Showing posts with label Marcella Durand. Show all posts
Showing posts with label Marcella Durand. Show all posts

Tuesday, June 15, 2010

eco-poetics here

I'm very pleased to announce that Marcella Durand will be the CPCW Fellow in Poetics & Poetic Practice here at Penn for next year. In the spring semester she will teach a creative writing course in eco-poetics. Durand's bio and a brief description of her course are here. Below is a photo of Marcella with John Ashbery taken a few months ago.

Photo credit: Lawrence Schwartzwald

Monday, May 24, 2010

the 32nd PoemTalk

From left to right: Marcella Durand, Jessica Lowenthal, Jennifer Scappettone. They're in my office at the Writers House, having just finished discussing Susan Howe's reading of Emily Dickinson's "My Life had stood - a Loaded Gun." It's the 32nd episode of the PoemTalk podcast. Please have a listen.

Thursday, January 08, 2009

America's spatial incompetence

We at PennSound are pleased to release our newest author page - that of Marcella Durand. The earliest recording we have is her Segue series reading at Double Happiness, dated February 12, 2000 - when she read with John Yau. Among the others is "A Night of New Translations" at the Writers House in 2003. The most recent recording is from the benefit reading for Will Alexander at the Bowery Poetry Club in November '07.
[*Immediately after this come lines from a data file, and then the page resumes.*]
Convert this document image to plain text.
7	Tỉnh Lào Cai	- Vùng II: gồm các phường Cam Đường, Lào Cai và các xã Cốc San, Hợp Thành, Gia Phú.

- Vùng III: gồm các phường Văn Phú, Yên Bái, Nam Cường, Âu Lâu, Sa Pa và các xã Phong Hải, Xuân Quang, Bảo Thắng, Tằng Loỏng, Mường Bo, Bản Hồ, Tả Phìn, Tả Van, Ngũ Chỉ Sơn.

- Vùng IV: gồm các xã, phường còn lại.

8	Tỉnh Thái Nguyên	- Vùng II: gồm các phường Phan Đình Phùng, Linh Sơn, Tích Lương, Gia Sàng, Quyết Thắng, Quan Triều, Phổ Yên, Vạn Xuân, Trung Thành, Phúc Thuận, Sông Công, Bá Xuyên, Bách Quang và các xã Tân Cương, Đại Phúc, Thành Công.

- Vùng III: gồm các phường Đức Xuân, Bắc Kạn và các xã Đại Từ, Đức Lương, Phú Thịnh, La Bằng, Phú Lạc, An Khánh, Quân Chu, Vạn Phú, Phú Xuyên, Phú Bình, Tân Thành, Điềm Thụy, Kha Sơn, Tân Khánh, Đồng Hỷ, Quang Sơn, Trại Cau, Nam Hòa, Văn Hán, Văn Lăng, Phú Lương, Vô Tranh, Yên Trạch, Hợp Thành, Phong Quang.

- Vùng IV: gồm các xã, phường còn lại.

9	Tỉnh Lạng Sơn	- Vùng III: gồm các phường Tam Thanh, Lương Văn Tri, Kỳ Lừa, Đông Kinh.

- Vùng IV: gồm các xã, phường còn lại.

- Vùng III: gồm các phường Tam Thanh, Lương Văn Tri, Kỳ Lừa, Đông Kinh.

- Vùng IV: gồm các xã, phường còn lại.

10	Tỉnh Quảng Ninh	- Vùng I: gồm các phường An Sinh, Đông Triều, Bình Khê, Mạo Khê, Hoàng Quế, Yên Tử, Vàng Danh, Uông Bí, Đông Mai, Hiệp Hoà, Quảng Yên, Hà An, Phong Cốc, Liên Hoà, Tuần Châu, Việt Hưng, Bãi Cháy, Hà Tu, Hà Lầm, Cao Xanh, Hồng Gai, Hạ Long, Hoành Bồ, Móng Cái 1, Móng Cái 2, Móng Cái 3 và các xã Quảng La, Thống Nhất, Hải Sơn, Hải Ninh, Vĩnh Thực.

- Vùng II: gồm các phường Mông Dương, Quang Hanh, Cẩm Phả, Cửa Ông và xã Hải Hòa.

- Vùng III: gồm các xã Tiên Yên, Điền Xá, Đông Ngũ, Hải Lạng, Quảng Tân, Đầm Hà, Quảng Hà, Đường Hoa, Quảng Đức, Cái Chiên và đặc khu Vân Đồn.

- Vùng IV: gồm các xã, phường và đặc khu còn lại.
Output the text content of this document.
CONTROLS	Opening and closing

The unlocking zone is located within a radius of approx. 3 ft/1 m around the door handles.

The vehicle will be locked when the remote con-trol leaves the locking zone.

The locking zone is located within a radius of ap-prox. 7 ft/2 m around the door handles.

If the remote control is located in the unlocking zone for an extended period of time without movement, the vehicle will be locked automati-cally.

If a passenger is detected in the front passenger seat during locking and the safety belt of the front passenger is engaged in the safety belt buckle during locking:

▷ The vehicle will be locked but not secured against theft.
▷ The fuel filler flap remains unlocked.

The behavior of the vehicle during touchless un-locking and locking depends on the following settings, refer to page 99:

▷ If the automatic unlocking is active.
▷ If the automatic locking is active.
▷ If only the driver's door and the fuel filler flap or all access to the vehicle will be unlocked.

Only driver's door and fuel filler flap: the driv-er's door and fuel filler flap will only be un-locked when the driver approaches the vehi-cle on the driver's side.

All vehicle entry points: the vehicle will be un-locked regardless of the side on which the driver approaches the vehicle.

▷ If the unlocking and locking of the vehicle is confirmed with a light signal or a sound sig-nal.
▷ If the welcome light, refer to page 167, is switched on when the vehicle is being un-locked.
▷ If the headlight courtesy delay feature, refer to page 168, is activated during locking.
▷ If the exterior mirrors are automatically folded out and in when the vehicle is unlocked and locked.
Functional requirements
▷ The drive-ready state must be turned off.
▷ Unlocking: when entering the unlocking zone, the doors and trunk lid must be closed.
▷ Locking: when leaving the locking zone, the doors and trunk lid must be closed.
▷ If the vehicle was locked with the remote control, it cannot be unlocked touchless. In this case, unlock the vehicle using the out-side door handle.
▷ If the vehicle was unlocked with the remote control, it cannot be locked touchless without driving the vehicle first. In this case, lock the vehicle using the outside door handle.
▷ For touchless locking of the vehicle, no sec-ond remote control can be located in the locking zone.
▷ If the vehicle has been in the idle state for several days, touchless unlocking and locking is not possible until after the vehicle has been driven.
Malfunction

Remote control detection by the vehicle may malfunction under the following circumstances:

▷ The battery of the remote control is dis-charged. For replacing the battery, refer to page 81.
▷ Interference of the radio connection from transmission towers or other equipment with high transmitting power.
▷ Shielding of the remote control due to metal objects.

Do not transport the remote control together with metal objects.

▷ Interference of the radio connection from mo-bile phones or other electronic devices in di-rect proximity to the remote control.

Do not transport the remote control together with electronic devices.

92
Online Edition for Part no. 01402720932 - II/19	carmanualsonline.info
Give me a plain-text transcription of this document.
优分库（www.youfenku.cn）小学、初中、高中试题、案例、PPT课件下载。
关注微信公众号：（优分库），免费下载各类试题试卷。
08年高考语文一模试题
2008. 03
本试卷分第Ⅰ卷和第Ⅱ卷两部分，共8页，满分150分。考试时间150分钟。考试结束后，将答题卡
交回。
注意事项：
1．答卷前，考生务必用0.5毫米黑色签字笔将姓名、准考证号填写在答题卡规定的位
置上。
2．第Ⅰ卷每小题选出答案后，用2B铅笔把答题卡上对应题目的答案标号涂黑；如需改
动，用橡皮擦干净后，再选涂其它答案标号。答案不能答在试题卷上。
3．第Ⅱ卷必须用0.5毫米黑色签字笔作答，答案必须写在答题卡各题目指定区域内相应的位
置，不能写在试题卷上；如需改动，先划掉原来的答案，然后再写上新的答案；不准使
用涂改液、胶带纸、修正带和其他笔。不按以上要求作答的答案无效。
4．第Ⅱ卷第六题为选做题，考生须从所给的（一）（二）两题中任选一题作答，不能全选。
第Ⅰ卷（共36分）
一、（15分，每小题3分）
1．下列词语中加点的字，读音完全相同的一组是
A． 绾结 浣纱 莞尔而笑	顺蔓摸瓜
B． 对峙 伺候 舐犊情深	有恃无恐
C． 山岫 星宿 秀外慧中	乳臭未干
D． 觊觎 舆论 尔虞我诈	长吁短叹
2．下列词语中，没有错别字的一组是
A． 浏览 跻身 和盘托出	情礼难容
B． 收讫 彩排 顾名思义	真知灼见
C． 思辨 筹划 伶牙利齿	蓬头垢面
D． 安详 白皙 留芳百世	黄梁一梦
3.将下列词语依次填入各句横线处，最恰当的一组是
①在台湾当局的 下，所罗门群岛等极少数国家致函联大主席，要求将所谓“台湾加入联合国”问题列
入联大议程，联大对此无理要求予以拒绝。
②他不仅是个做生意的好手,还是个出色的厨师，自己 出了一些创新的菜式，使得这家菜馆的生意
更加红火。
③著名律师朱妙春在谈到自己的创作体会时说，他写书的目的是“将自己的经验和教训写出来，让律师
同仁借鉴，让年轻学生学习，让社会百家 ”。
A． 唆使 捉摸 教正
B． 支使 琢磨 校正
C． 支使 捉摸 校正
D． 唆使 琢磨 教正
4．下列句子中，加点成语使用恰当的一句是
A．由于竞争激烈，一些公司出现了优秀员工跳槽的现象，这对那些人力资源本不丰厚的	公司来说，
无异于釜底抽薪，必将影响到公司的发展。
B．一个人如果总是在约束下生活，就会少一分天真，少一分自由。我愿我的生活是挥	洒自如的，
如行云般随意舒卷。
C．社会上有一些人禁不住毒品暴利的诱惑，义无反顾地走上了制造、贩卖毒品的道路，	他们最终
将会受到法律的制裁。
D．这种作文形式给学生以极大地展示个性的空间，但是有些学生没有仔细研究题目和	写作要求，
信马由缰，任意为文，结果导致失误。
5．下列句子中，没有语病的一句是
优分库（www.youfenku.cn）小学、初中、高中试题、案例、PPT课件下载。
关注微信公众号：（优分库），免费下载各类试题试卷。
Here's Marcella Durand speaking with Anselm Berrigan: Well, the most basic root of America's spatial incompetence is that they/we stole the land in the most brutal, unfair, low-down ways possible. But the U.S. also has a tradition of ecological awareness and appreciation of "encounters with the wilderness" that definitely comes from both the overwhelming physicality of the land and influence of the native tribes. Cabeza de Vaca, Willa Cather, Thoreau, Emerson, Whitman, Sarah Orne Jewett, Black Elk, Aldo Leopold are some earlier American writers who wrote with a particularly interesting spatial consciousness. I just finished Cape Cod by Thoreau where he experiences nature in a full-frontal (literally at times!) way that I just don’t think is possible anymore, at least, not where I live! Douglas gave me this book about the Grand Canyon which talks about how the early Spanish conquistadors who first saw it were unable to perceive it; their previous experience did not allow them to really see the magnificence and enormity of it. We’ve become able to perceive nature — Thoreau looks and looks into the darkness until his pupil becomes large enough to see — and what’s happened after that moment of perception? I’m being rather retro in my poetical aims by trying to drag back a sense of unpredictability, but I’m also trying to encompass, or maybe perceive, the industrial, genetic, and silicon revolutions.